Saying this won’t halt any productions, but I wish Hollywood would stop co-opting my childhood to turn a profit.
Coming soon to a theater near you is a slate of board game and action figure-based movies inspired by the success of Transformers and G.I. Joe — which if you haven’t heard about, gaze ye upon the Variety archives and despair.
Somewhere in between the Seuss adaptations, Disney’s mindless sequels to its animated classics and a Peter Berg-directed version of Battleship is Spike Jonze’s Where the Wild Things Are. Opening Friday, the long-awaited adaptation of Maurice Sendak’s beloved 1963 classic is certainly the most interesting reappropriation of children’s popular culture by Hollywood.
Much has been made of the length of Sendak’s original story — a mere 10 sentences — and rightfully so.
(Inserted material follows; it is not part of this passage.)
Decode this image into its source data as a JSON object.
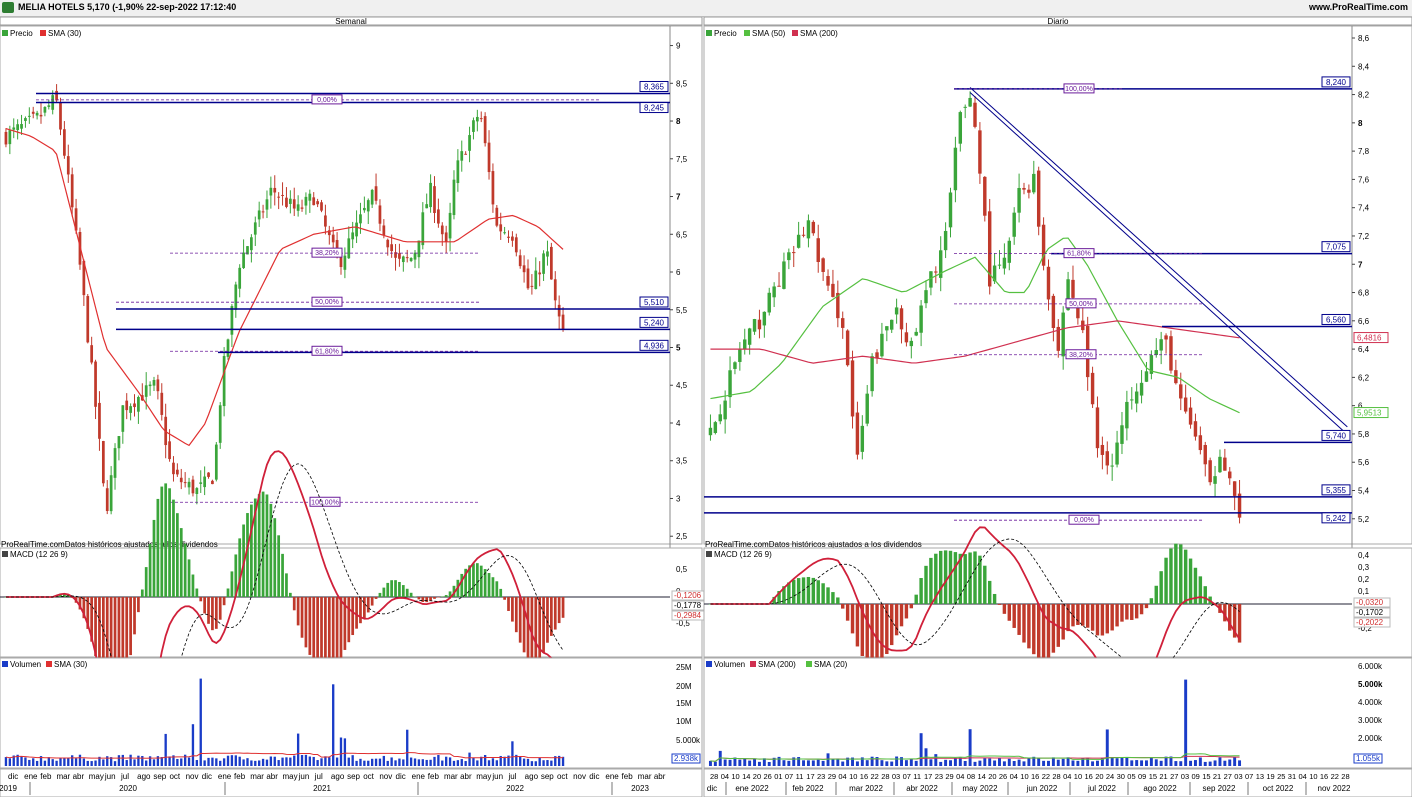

There isn’t strong precedent to show that stories such as Where the Wild Things Are — wonderful as short, colorful representations of childhood fantasies and realities — can work in any capacity as features.
For example, recall Ron Howard’s very mainstream and uninspired 2000 adaption of Dr. Seuss’ How the Grinch Stole Christmas. Going even further down an ignominious list brings us to first-time film director Bo Welch’s particularly terrible version of Seuss’ The Cat in the Hat.
For all the failings of those films, their main flaw is at the screenplay level. Very few writers could overcome the challenge of expanding a simple story without bloating it. Part of the reason why the 1966 animated version of Grinch sits on a completely different level of quality than Howard’s overstuffed Christmas epic — other than the legendary Boris Karloff narration — is the simple reason that a 30-minute adaptation simply works better than a feature-length film.
It’s easy to mock the aforementioned Welch for making an awful film, but he was essentially a great production designer out of his element as director of a story not really meant for feature adaptation. He and Spike Jonze have at least the production design background in common, and Jonze’s films and music videos have all been marked by truly inspired art direction.
In fact, the art direction is the vortex around which the buzz for Where The Wild Things Are is swirling; people seem more enamored with the trailer’s visuals than of where Jonze is taking the story itself. To Jonze’s credit, the film’s look is truly exceptional and, rather than any forced nostalgia for Sendak’s story, is what initially drew my attention. It certainly looks a world better than the awkward stop-motion of Wes Anderson’s upcoming adaptation of The Fantastic Mr. Fox by Roald Dahl — my favorite children’s author.
Though Jonze might be a visual master, he’s untested as a screenwriter and, inevitably, no longer has the talented Charlie Kaufman to lean on. Co-writer Dave Eggers has a surer résumé as a writer, but his list of screenwriting credits is just as short as Jonze’s. The film’s well-publicized and seemingly unending production woes are also a cause for concern.
The problems with Where the Wild Things Are stem from a far deeper place than any issues behind its production. Even if the movie is great — which it could very well be — there is something sinister about the particular way Hollywood produced and is now marketing the film. What burns me about this particular strip-mining job on our collective childhoods is the way that Hollywood has infused the film and the marketing campaign with a certain hip indie sensibility.
It seems as though the focus of the marketing for the film, particularly the instant-classic trailer, is Jonze rather than the Wild Things; the hip, talented filmmaker rather than the legendary story itself — which is being ripped apart anyway to be rebuilt as a nearly two-hour film.
After all, what Wild Things-loving kid is going to care an ounce that the film was directed by the genius behind Being John Malkovich and Adaptation? What child is going to recognize the great indie anthem of “Wake Up” by The Arcade Fire that lends the images of the trailer such power?
At least Transformers and G.I. Joe — terrible though they are — don’t carry the stuffy air of a children’s story being marketed as an indie art film. And at least those upcoming board game and action figure movies are co-opting a part of my childhood that didn’t leave any lasting emotional impact.
Especially because it is culled from a book I loved in a way that feels hollow and unnecessary, Jonze’s film doesn’t excite the child in me nearly to the degree that Up or Ponyo did, or that The Princess and the Frog or Toy Story 3 are just beginning to.
But as one of the great visual artists of his generation, every film Jonze makes is worth seeing, even if it is just to see what he does and doesn’t do.
I’m actually glad my expectations have been brought low by early reviews and the confused tantrums of my inner child. I’ll just make sure I don’t see it in a corporate multiplex — I certainly wouldn’t want to lose my indie cred.
John Wheeler is a senior majoring in cinema-television critical studies and East Asian languages and cultures. His column, “The Multiplex,” runs Fridays.